Since he completed his prison term last month, Donaghy has been trying to repair his relationship with his four daughters - "Letting them know the future is going to be better than the last couple years" - while publicizing his tell-all memoir, "Personal Foul,'' which is as polarizing as Donaghy himself.
In the book, Donaghy claims that he never used his position to impact a basketball game that he gambled on. And he says that while the hardwood on the court might be level, the playing field in the NBA is not, with referees and league executives favoring marquee players and big-market matchups with an eye on the bottom line.

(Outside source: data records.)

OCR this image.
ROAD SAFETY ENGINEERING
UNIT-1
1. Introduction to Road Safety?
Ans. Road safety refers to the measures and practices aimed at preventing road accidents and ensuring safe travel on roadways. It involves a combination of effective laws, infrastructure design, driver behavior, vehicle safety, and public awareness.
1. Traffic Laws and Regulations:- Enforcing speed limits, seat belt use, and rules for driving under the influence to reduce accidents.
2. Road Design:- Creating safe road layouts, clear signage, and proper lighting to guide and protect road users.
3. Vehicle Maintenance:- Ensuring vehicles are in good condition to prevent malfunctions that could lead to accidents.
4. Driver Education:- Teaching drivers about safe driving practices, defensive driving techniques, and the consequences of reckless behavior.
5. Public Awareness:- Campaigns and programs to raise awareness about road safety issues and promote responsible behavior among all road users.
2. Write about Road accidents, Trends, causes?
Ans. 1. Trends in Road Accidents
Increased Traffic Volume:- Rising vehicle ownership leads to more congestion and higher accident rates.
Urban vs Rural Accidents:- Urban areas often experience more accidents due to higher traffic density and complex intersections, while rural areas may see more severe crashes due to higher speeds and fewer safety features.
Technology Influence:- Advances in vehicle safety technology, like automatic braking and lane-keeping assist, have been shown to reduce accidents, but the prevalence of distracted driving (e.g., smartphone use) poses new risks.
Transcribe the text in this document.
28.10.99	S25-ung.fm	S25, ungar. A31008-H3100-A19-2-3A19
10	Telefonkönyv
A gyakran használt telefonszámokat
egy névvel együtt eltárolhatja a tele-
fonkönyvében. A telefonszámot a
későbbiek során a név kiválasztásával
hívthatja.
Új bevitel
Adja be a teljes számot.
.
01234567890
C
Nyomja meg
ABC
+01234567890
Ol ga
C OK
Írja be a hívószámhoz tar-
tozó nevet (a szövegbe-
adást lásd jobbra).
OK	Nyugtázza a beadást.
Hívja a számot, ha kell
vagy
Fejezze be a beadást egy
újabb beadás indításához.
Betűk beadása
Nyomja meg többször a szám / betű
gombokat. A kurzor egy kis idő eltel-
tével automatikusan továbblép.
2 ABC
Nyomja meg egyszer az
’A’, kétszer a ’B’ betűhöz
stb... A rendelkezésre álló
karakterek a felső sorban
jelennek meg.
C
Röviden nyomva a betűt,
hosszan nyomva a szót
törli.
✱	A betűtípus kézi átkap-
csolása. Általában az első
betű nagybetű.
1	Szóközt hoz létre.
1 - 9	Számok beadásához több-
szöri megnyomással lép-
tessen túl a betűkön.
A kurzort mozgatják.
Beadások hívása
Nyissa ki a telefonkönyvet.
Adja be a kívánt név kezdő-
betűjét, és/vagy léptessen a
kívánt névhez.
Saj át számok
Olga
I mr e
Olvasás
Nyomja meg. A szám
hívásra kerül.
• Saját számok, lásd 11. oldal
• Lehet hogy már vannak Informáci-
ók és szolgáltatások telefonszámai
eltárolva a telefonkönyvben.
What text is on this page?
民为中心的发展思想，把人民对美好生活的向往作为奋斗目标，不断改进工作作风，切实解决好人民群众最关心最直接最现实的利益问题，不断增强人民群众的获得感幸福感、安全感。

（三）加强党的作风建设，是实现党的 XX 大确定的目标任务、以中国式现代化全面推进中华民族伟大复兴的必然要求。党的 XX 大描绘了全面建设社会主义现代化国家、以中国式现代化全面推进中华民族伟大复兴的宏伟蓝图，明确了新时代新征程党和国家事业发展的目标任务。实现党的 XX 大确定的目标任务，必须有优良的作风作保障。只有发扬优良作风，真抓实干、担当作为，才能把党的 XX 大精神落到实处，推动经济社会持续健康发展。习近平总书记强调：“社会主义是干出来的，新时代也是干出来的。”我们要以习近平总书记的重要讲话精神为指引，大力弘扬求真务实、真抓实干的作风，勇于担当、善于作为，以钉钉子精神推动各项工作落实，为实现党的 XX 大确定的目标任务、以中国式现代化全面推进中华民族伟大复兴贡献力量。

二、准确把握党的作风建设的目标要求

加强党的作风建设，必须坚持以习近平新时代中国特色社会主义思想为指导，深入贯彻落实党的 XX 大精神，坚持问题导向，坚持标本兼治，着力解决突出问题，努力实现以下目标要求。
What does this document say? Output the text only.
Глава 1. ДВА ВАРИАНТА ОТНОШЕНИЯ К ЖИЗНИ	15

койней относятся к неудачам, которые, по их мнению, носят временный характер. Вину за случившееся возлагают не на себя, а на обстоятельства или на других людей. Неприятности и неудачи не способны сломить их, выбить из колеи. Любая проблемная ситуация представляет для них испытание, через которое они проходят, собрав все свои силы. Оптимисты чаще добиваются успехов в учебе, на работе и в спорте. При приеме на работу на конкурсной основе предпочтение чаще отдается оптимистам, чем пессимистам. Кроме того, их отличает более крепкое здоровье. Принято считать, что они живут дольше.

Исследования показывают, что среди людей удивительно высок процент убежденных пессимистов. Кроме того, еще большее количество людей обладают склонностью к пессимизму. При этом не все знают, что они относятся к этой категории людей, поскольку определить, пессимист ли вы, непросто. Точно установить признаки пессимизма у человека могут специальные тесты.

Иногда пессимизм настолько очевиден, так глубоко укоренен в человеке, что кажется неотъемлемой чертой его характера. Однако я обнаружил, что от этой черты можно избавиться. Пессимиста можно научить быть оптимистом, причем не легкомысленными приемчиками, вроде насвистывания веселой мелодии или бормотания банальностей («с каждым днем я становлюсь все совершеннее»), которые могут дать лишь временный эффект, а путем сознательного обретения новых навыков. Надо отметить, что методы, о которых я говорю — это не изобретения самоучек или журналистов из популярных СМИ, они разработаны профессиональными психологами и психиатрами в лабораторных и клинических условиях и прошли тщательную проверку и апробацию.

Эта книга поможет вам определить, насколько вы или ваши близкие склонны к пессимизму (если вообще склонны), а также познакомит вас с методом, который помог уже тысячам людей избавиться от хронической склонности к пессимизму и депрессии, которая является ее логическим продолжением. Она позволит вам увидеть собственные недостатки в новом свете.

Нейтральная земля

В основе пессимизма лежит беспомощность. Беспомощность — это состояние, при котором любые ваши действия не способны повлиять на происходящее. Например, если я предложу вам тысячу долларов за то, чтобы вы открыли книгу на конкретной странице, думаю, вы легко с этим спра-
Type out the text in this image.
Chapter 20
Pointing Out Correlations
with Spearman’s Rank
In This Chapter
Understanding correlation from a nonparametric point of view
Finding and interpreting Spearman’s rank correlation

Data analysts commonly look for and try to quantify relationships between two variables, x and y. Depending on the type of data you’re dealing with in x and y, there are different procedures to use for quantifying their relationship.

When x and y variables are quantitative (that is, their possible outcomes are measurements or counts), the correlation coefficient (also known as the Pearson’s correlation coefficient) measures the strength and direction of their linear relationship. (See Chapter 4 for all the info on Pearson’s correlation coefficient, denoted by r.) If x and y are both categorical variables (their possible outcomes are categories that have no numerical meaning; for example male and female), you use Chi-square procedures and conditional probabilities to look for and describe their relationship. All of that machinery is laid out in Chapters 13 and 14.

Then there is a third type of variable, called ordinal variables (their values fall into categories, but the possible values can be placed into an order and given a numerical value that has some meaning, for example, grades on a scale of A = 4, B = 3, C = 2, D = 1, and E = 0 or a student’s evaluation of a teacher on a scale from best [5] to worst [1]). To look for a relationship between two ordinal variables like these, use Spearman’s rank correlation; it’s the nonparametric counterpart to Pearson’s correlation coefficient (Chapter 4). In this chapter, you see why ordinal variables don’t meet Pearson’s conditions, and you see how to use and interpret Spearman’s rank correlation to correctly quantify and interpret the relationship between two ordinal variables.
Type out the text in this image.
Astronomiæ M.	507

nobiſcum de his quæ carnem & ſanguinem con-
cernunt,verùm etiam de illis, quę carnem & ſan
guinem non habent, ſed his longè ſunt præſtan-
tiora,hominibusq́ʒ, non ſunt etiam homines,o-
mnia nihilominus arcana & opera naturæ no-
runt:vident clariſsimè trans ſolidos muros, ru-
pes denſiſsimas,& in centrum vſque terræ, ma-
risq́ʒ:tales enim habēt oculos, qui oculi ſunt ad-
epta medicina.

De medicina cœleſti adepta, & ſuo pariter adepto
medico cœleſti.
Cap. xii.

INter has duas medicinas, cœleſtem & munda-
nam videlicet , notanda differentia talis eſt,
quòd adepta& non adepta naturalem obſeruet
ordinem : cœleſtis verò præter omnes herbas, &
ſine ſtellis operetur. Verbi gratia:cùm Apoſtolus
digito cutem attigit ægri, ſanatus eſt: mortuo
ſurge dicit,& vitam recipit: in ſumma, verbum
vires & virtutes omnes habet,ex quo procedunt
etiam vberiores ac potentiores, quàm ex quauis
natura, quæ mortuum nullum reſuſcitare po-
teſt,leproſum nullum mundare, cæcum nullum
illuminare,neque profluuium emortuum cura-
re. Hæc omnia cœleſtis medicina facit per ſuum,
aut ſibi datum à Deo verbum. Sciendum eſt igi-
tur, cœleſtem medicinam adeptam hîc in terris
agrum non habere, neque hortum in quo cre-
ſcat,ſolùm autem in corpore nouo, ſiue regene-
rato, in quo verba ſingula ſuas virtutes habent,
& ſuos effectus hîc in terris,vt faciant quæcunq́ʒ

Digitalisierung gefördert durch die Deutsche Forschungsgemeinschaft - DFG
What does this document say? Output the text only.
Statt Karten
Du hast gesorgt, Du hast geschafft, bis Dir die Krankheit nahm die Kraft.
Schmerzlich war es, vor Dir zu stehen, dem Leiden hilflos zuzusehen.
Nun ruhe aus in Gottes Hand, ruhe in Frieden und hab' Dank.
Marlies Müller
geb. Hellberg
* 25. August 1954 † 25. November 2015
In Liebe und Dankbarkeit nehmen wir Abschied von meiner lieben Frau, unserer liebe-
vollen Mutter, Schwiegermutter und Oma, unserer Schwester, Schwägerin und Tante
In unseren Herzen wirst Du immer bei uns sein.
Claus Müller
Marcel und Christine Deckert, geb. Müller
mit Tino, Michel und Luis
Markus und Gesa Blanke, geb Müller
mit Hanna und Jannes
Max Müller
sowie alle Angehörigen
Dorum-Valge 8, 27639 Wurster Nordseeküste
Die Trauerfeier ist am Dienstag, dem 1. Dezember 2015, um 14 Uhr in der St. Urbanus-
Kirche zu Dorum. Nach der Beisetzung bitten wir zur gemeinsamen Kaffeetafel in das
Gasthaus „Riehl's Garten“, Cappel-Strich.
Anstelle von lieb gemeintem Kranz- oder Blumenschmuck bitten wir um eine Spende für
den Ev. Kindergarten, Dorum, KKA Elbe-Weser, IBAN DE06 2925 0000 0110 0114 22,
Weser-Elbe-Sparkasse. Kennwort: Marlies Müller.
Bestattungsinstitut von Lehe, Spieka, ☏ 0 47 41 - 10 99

Again, do you believe him?
An ESPN report this week concluded that his betting strategy - which Donaghy says was based largely on his knowledge of referees' biases toward certain players, coaches and owners - wouldn't work most of the time. (Donaghy retorted yesterday that ESPN tried to discredit him to preserve its contracts with the NBA.)
So if Donaghy's methodology didn't work, he had to be fixing games to win at a 75 percent clip, right?
Not necessarily, according to retired FBI special agent Phil Scala and others who reviewed game tapes and found no evidence that Donaghy was making calls to manipulate the score.
This has left basketball fans deeply divided about Donaghy. Not necessarily a bad thing when you're trying to sell books.
Scala, the man who put John Gotti behind bars, said yesterday that Donaghy is telling the truth.
But after reading Donaghy's quote that other referees should have been indicted, Scala responded, "I don't know about that."
"If there were people that should have been indicted, they would have been, including other refs," he said. "We don't play those games."
Asked if the FBI had uncovered evidence of criminal wrongdoing by other NBA refs during the course of the Donaghy investigation, he said, "We did not.''
But Donaghy wants you to believe him. He even took a lie-detector test in 2007 and "passed with flying colors,'' he writes in his book.
Yesterday, he reflected on how he besmirched the family name and disappointed his father, Gerry Donaghy, a former NCAA referee.
"It was strained, but over the process of this whole thing, it's actually grown stronger," he said of his relationship with his father.
He hopes to someday speak at college campuses, to help prevent students from "crossing a line that we just shouldn't cross.''
"I think it's a powerful message I can deliver," he said.
He's still participating in gambling treatment, but, he said, "When you think about the devastation I caused my family, my children, my parents, that's all I need to think back on to keep me away from taking that step to gamble again."
And Donaghy, a product of Drexel Hill's storied basketball community, had a message for his old friends back in Delaware County who might read this:
"I'm truly sorry for what I did. I made some terrible choices," he said. "I wish I could turn back time, but I can't."
He sounds contrite. But do you believe him?